Memory and Hope: Reflections on The Children’s Hospital
Dr. Mok's Notes September 2007
Everywhere you look around The Children’s Hospital these days, everyone is moving. Not just on the go getting their normal work done, but actually sorting through years of accumulated notes and committee minutes and files, trimming down and packing up for the move to The new Children’s Hospital.
Any new beginning is a curious blend of memory and hope. After a recent tour of the new hospital, John Temple, the editor of the Rocky Mountain News, called Children’s a symbol of who we want to be as a community of those who care for children. He said it represents an attitude toward life that spares no expense to help children and their families meet the challenge of serious illness. That legacy got me thinking about what The Children’s Hospital means to me.

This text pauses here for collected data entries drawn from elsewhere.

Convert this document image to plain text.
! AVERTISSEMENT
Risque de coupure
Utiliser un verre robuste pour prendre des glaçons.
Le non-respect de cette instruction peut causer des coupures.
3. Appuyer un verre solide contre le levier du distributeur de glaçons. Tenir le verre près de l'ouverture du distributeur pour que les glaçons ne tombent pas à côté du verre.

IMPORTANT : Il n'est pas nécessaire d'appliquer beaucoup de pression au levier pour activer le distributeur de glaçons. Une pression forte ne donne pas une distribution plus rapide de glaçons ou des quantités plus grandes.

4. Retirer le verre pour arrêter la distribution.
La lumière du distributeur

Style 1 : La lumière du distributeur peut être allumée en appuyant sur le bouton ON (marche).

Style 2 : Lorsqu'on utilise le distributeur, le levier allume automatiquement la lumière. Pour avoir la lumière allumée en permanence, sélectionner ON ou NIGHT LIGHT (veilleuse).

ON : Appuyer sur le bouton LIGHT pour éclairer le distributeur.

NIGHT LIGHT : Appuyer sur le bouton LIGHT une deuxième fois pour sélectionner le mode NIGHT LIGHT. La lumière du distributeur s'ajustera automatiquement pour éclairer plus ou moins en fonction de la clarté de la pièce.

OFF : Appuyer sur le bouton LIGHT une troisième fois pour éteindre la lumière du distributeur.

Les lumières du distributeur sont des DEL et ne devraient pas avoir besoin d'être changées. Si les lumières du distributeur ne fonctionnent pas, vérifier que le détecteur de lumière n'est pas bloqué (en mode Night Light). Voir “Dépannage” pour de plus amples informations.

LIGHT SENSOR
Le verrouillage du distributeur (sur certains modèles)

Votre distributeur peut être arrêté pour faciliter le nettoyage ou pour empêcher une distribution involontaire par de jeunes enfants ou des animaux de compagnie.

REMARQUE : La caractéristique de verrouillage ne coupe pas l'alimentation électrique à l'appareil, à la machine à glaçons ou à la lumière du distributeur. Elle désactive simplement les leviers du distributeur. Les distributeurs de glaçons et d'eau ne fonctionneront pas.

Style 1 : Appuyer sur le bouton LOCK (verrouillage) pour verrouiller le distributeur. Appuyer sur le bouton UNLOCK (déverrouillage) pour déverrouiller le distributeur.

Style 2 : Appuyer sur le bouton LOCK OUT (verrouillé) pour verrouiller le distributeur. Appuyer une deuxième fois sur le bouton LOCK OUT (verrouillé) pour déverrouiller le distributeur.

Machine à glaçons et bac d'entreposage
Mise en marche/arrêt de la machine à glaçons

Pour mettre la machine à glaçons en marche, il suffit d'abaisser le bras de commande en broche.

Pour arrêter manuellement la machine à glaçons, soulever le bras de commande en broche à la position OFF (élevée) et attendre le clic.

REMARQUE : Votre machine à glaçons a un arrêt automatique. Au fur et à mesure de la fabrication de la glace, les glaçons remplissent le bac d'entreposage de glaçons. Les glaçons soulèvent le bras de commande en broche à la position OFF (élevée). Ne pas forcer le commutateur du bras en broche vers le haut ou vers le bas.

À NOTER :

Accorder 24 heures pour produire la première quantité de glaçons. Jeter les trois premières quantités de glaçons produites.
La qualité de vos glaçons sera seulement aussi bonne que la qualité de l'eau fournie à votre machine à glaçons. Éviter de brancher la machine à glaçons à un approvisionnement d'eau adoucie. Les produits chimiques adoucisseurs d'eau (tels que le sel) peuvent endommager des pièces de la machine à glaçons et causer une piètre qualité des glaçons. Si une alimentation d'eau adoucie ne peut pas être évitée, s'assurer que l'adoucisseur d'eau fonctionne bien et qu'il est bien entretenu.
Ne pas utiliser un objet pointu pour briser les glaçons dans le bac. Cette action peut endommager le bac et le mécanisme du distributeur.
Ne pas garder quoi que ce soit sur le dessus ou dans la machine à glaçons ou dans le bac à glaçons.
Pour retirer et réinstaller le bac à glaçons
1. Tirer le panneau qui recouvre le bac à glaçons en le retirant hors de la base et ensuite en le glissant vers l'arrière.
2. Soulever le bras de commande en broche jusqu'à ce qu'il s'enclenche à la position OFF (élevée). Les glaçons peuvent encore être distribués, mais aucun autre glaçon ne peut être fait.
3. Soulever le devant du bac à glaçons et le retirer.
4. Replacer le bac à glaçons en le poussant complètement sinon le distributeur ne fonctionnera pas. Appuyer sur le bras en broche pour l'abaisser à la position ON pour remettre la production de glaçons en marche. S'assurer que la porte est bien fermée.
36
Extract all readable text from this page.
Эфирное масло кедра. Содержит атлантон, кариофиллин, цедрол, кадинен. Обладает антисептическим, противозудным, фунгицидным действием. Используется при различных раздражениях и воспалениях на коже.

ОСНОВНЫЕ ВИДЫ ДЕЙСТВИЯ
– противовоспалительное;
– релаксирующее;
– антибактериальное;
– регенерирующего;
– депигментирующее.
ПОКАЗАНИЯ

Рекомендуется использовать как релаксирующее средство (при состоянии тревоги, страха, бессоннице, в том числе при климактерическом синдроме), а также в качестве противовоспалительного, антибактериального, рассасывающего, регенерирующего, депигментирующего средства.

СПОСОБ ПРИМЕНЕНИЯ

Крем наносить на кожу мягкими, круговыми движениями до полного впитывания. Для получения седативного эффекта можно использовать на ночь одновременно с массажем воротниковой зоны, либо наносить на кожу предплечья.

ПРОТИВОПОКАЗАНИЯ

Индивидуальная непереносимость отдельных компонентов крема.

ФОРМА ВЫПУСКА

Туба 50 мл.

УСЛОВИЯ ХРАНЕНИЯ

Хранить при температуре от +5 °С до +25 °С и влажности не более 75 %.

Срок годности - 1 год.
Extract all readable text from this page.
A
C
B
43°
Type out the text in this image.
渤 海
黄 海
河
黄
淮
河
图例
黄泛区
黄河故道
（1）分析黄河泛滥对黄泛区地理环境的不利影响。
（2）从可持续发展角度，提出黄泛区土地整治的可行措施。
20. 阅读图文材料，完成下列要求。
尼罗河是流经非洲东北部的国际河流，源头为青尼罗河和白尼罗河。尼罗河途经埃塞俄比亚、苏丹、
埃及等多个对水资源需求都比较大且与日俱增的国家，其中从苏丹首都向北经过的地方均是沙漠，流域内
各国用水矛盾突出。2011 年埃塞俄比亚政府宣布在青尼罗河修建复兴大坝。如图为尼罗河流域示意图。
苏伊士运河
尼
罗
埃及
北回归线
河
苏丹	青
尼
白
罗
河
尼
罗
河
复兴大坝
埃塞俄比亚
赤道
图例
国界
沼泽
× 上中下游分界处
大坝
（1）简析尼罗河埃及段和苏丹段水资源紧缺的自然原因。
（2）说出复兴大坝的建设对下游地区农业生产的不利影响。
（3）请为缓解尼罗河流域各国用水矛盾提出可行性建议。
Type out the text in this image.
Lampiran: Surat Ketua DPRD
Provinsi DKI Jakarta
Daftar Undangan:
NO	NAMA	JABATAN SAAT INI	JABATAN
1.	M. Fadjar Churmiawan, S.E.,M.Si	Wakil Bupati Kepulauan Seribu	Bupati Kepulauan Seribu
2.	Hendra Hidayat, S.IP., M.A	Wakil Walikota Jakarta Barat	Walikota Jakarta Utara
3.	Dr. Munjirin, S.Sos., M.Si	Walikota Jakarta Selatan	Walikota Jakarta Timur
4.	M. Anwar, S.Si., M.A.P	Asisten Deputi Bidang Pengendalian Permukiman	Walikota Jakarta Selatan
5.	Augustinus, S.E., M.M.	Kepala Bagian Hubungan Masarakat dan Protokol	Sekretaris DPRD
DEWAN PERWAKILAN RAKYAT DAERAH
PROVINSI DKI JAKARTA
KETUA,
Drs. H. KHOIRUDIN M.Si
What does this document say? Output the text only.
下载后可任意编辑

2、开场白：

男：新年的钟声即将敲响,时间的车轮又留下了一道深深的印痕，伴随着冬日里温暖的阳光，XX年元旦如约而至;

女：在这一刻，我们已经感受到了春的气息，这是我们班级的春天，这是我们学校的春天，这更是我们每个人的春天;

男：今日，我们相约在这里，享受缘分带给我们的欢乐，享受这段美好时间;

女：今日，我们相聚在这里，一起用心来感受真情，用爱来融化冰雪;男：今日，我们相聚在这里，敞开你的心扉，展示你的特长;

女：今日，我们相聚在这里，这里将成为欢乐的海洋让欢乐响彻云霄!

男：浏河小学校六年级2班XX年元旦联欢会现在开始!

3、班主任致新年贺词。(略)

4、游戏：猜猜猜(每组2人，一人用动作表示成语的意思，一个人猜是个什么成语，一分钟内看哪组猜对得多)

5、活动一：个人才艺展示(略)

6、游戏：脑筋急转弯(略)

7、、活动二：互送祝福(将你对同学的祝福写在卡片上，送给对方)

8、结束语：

The Founder’s Room at Tammen Hall used to be the old library when I was a resident at Children’s. On the wall near the entrance is a picture of a pediatric ward team making rounds at the bedside of a child in 1947. The team included Dr. Harry Gordon, the first Chair of Pediatrics at the University of Colorado, and Dr. LaMeta Dahl Lubchenco, a close family friend of mine who just turned 90 this year. She is the reason I chose pediatrics as a specialty. With one or two degrees of separation, I have been connected to TCH for well over half of its 100-year history, and I owe it and the members of its staff my professional career.
I have been attending morning report at TCH several times a week for nearly 35 years. One would think that eventually case presentations would become repetitive and boring, but the opposite is true. Pediatric medicine and surgery are ever new and changing entities. The discussions during my training about managing meningitis, dehydration and the mystery of Reye’s syndrome have given way to debates on incomplete Kawasaki syndrome, acute disseminated encephalomyelitis and all sorts of new bugs and drugs. The patients in general are much more complicated, with survivors of prematurity, cancer and transplantation now getting common childhood illnesses. New discoveries of the genetic basis of many disorders help us understand pathophysiology, and will eventually make treatment more effective. As a place where pediatrics has evolved during my professional life, I owe the Children’s Hospital gratitude for my intellectual growth.
As I rode my bike out to the new TCH last weekend to time the route, I rode past the historic Building 500, the landmark heart of the former Fitzsimons Army Post. My dad served as a radiologist there during World War II. He was the reason I chose medicine as a life’s work. He went on to become somewhat of a legend as a diagnostician in Green Bay, Wisconsin. I have always hoped I would measure up to the example he set as a fully competent, compassionate physician. The Children’s Hospital has given me the opportunity to pursue excellence in clinical practice, research and teaching in pediatrics.
My subspecialty interest in pediatrics is bioethics, and I serve as an ethics consultant at the hospital. I have learned to believe in the directive from the American Academy of Pediatrics that our ultimate obligation is to "add life to a child’s years, not just years to a child’s life." The Children’s Hospital takes seriously its role in advancing health care technology, teaching the next generation of health care workers and providing clinical care and advocacy for all children in the Rocky Mountain West. When I am involved in helping patients and families make difficult decisions about seeking cure and providing comfort, I am thankful for the place and the people called The Children’s Hospital. My own children and grandchildren have found much-needed help and support here, and my hope is that every child who needs the expertise embodied in the staff and facilities of the new TCH will be warmly received for many hundreds of years to come.